Was gibt meinem Leben Sinn?

Die Pandemie stellt seit zwei Jahren den Alltag vieler Menschen auf den Kopf. Lange geplante Reisen, Familienfeiern, Businessmeetings müssen umgeplant, verschoben, abgesagt werden. Das gewohnte Leben steht auf dem Prüfstand und damit auch die Frage nach dem Sinn.

von Rainer Wälde

Wenn Zukunftsgewissheit verloren geht

Wenn man schon am Klingeln erkennen könnte, welche Nachricht gleich kommt, ich glaube, dann würde ich manches Mal gar nicht erst den Hörer abnehmen. So wie kürzlich: Seit Monaten planen wir eine neue Tagung, in der es um Wertschätzung geht. Alles ist bis ins Detail vorbereitet. Die Zimmer gerichtet, die Tische und Stühle gestellt. Überall mit frischen Blumen dekoriert, das Essen bestellt. Dann kommt die Absage – drei Tage vor dem Beginn. Pandemiebedingt. Frust und Enttäuschung machen sich breit. Der „Spiegel“ schrieb kürzlich: „Aus der Veranstaltungsbranche ist eine Absage- und Verschiebebranche geworden.“ Auch in der Gutshof Akademie spüren wir das seit zwei Jahren in immer neuen Wellen. Bei manchen Planungen überlege ich mir: Macht das überhaupt Sinn? Dann muss ich mich neu motivieren. Was ist unsere Vision? Warum machen wir das?

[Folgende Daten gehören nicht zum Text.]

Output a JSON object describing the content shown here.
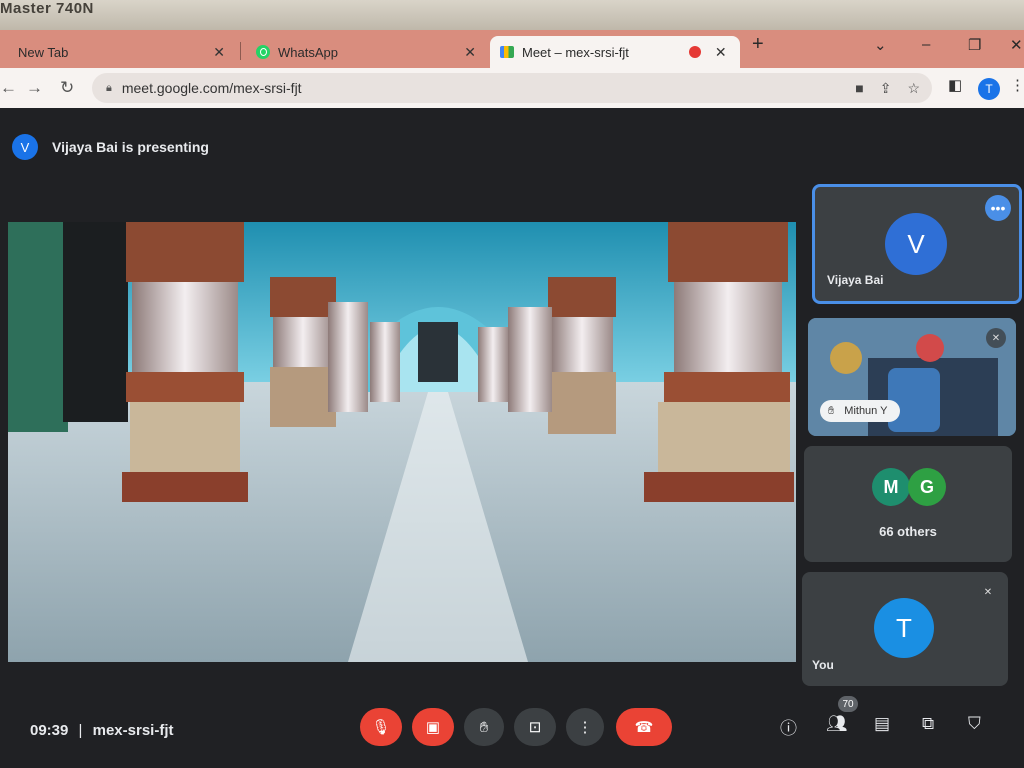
{
  "monitor": {
    "brand": "Master 740N"
  },
  "browser": {
    "tabs": [
      {
        "label": "New Tab"
      },
      {
        "label": "WhatsApp"
      },
      {
        "label": "Meet – mex-srsi-fjt"
      }
    ],
    "new_tab_symbol": "+",
    "url": "meet.google.com/mex-srsi-fjt",
    "profile_initial": "T"
  },
  "meet": {
    "presenting_initial": "V",
    "presenting_text": "Vijaya Bai is presenting",
    "participants": [
      {
        "name": "Vijaya Bai",
        "initial": "V",
        "color": "#2f6fd6",
        "speaking": true
      },
      {
        "name": "Mithun Y",
        "muted": true
      },
      {
        "initials": [
          "M",
          "G"
        ],
        "initial_colors": [
          "#1e8e6e",
          "#2ea043"
        ],
        "label": "66 others"
      },
      {
        "name": "You",
        "initial": "T",
        "color": "#1a8fe3",
        "muted": true
      }
    ],
    "time": "09:39",
    "separator": "|",
    "meeting_code": "mex-srsi-fjt",
    "participant_count": "70",
    "accent_red": "#ea4335"
  }
}
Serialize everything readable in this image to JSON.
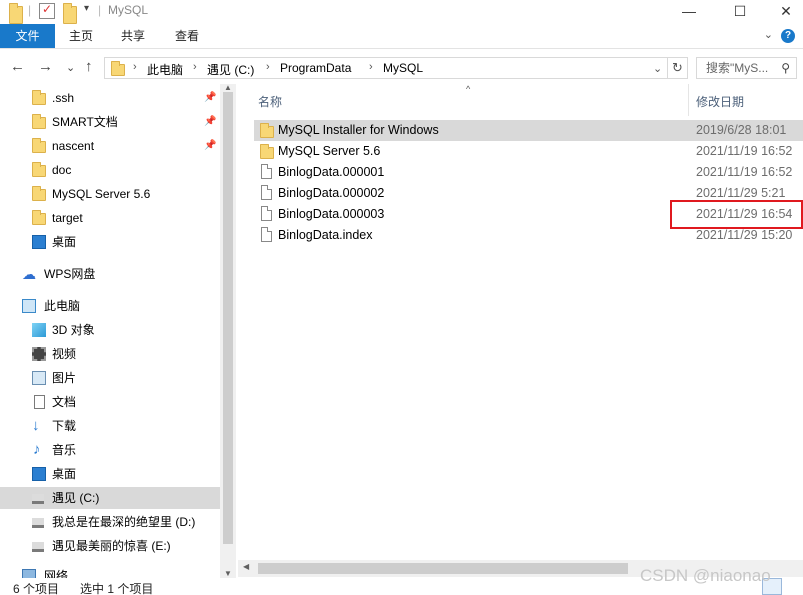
{
  "window": {
    "title": "MySQL",
    "controls": {
      "minimize": "—",
      "maximize": "☐",
      "close": "✕"
    }
  },
  "ribbon": {
    "tabs": [
      "文件",
      "主页",
      "共享",
      "查看"
    ],
    "help": "?",
    "collapse": "⌄"
  },
  "nav": {
    "back": "←",
    "forward": "→",
    "recent": "⌄",
    "up": "↑",
    "breadcrumb": [
      "此电脑",
      "遇见 (C:)",
      "ProgramData",
      "MySQL"
    ],
    "dropdown": "⌄",
    "refresh": "↻",
    "search_placeholder": "搜索\"MyS...",
    "search_icon": "search-icon"
  },
  "sidebar": {
    "quick_access": [
      {
        "label": ".ssh",
        "pinned": true,
        "icon": "folder-icon"
      },
      {
        "label": "SMART文档",
        "pinned": true,
        "icon": "folder-icon"
      },
      {
        "label": "nascent",
        "pinned": true,
        "icon": "folder-icon"
      },
      {
        "label": "doc",
        "pinned": false,
        "icon": "folder-icon"
      },
      {
        "label": "MySQL Server 5.6",
        "pinned": false,
        "icon": "folder-icon"
      },
      {
        "label": "target",
        "pinned": false,
        "icon": "folder-icon"
      },
      {
        "label": "桌面",
        "pinned": false,
        "icon": "desktop-icon"
      }
    ],
    "wps": "WPS网盘",
    "this_pc": "此电脑",
    "pc_items": [
      {
        "label": "3D 对象",
        "icon": "3d-objects-icon"
      },
      {
        "label": "视频",
        "icon": "video-icon"
      },
      {
        "label": "图片",
        "icon": "pictures-icon"
      },
      {
        "label": "文档",
        "icon": "documents-icon"
      },
      {
        "label": "下载",
        "icon": "downloads-icon"
      },
      {
        "label": "音乐",
        "icon": "music-icon"
      },
      {
        "label": "桌面",
        "icon": "desktop-icon"
      },
      {
        "label": "遇见 (C:)",
        "icon": "drive-icon",
        "selected": true
      },
      {
        "label": "我总是在最深的绝望里 (D:)",
        "icon": "drive-icon"
      },
      {
        "label": "遇见最美丽的惊喜 (E:)",
        "icon": "drive-icon"
      }
    ],
    "network": "网络"
  },
  "file_list": {
    "columns": {
      "name": "名称",
      "modified": "修改日期"
    },
    "files": [
      {
        "name": "MySQL Installer for Windows",
        "modified": "2019/6/28 18:01",
        "type": "folder",
        "highlighted": true
      },
      {
        "name": "MySQL Server 5.6",
        "modified": "2021/11/19 16:52",
        "type": "folder"
      },
      {
        "name": "BinlogData.000001",
        "modified": "2021/11/19 16:52",
        "type": "file"
      },
      {
        "name": "BinlogData.000002",
        "modified": "2021/11/29 5:21",
        "type": "file"
      },
      {
        "name": "BinlogData.000003",
        "modified": "2021/11/29 16:54",
        "type": "file"
      },
      {
        "name": "BinlogData.index",
        "modified": "2021/11/29 15:20",
        "type": "file"
      }
    ]
  },
  "status": {
    "count": "6 个项目",
    "selected": "选中 1 个项目"
  },
  "watermark": "CSDN @niaonao",
  "colors": {
    "accent": "#1979ca",
    "highlight_box": "#e0191f",
    "selection": "#d9d9d9"
  }
}
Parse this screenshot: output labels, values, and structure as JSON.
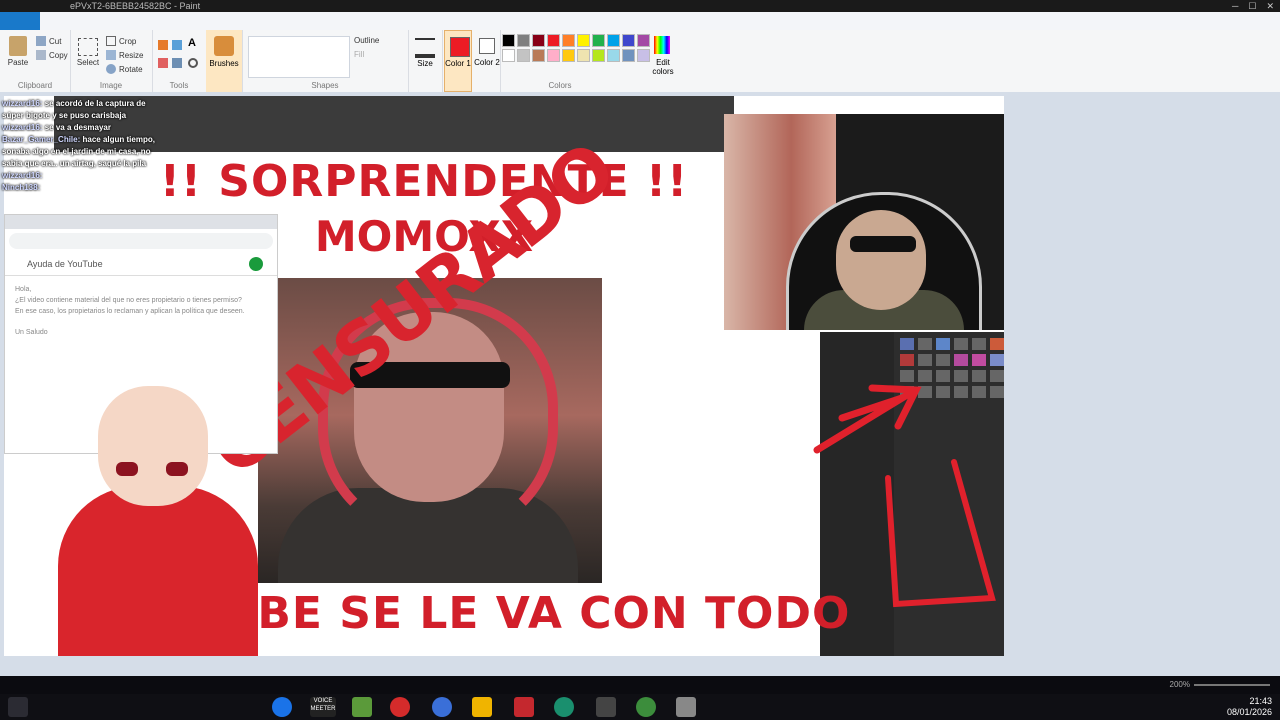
{
  "window": {
    "title": "ePVxT2-6BEBB24582BC - Paint",
    "controls": [
      "─",
      "☐",
      "✕"
    ]
  },
  "ribbon": {
    "file_tab": "",
    "tabs": [],
    "groups": {
      "clipboard": {
        "label": "Clipboard",
        "paste": "Paste",
        "cut": "Cut",
        "copy": "Copy"
      },
      "image": {
        "label": "Image",
        "select": "Select",
        "crop": "Crop",
        "resize": "Resize",
        "rotate": "Rotate"
      },
      "tools": {
        "label": "Tools"
      },
      "brushes": {
        "label": "Brushes"
      },
      "shapes": {
        "label": "Shapes",
        "outline": "Outline",
        "fill": "Fill"
      },
      "size": {
        "label": "Size"
      },
      "color1": {
        "label": "Color 1"
      },
      "color2": {
        "label": "Color 2"
      },
      "colors": {
        "label": "Colors",
        "edit": "Edit colors"
      }
    },
    "palette": [
      "#000000",
      "#7f7f7f",
      "#880015",
      "#ed1c24",
      "#ff7f27",
      "#fff200",
      "#22b14c",
      "#00a2e8",
      "#3f48cc",
      "#a349a4",
      "#ffffff",
      "#c3c3c3",
      "#b97a57",
      "#ffaec9",
      "#ffc90e",
      "#efe4b0",
      "#b5e61d",
      "#99d9ea",
      "#7092be",
      "#c8bfe7"
    ]
  },
  "chat": [
    {
      "user": "wizzard16:",
      "msg": "se acordó de la captura de súper bigote y se puso carisbaja"
    },
    {
      "user": "wizzard16:",
      "msg": "se va a desmayar"
    },
    {
      "user": "Bazar_Gamer_Chile:",
      "msg": "hace algun tiempo, sonaba algo en el jardin de mi casa, no sabia que era.. un airtag, saqué la pila"
    },
    {
      "user": "wizzard16:",
      "msg": ""
    },
    {
      "user": "Ninch138:",
      "msg": ""
    }
  ],
  "image": {
    "headline": "!! SORPRENDENTE !!",
    "name": "MOMOXX",
    "stamp": "CENSURADO",
    "bottom": "IBE SE LE VA CON TODO",
    "browser": {
      "search_label": "Ayuda de YouTube",
      "body_lines": [
        "Hola,",
        "¿El video contiene material del que no eres propietario o tienes permiso?",
        "En ese caso, los propietarios lo reclaman y aplican la política que deseen.",
        "Un Saludo"
      ]
    }
  },
  "statusbar": {
    "zoom": "200%"
  },
  "taskbar": {
    "time": "21:43",
    "date": "08/01/2026",
    "meeter_label": "VOICE\nMEETER"
  },
  "colors": {
    "accent_red": "#d21f2a",
    "ribbon_bg": "#f5f6f7",
    "taskbar_bg": "#0f0f14"
  }
}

Die Frage nach dem Sinn ist für mich ein zentraler Gedanke. Schließlich geht es um das, was mein Leben wertvoll macht, was mich erfüllt, mich lebendig hält. Dahinter verbirgt sich für mich ein wichtiger Zugang zur Quelle meiner Kreativität. Wenn mein Tun sinnlos scheint, fehlt mir die Motivation weiterzumachen. Bei Friedrich Schorlemmer, dem bekannten Bürgerrechtler und Theologen, habe ich einen spannenden Gedanken gefunden: „Wo Zukunftsgewissheit verloren geht, kommt eine Sinnkrise auf.“ Ich glaube, das ist ein zentraler Punkt, der viele Menschen derzeit umtreibt. Der gesellschaftliche Wandel führt nach meiner Beobachtung zu starken Erosionen. Vertraute Lebensmodelle stehen auf dem Prüfstand. Arbeit wird durch die Digitalisierung neu definiert. Dieser Umbau unserer vertrauten Umgebung läuft schon seit Jahren, durch die Pandemie hat er zusätzlichen Drive bekommen.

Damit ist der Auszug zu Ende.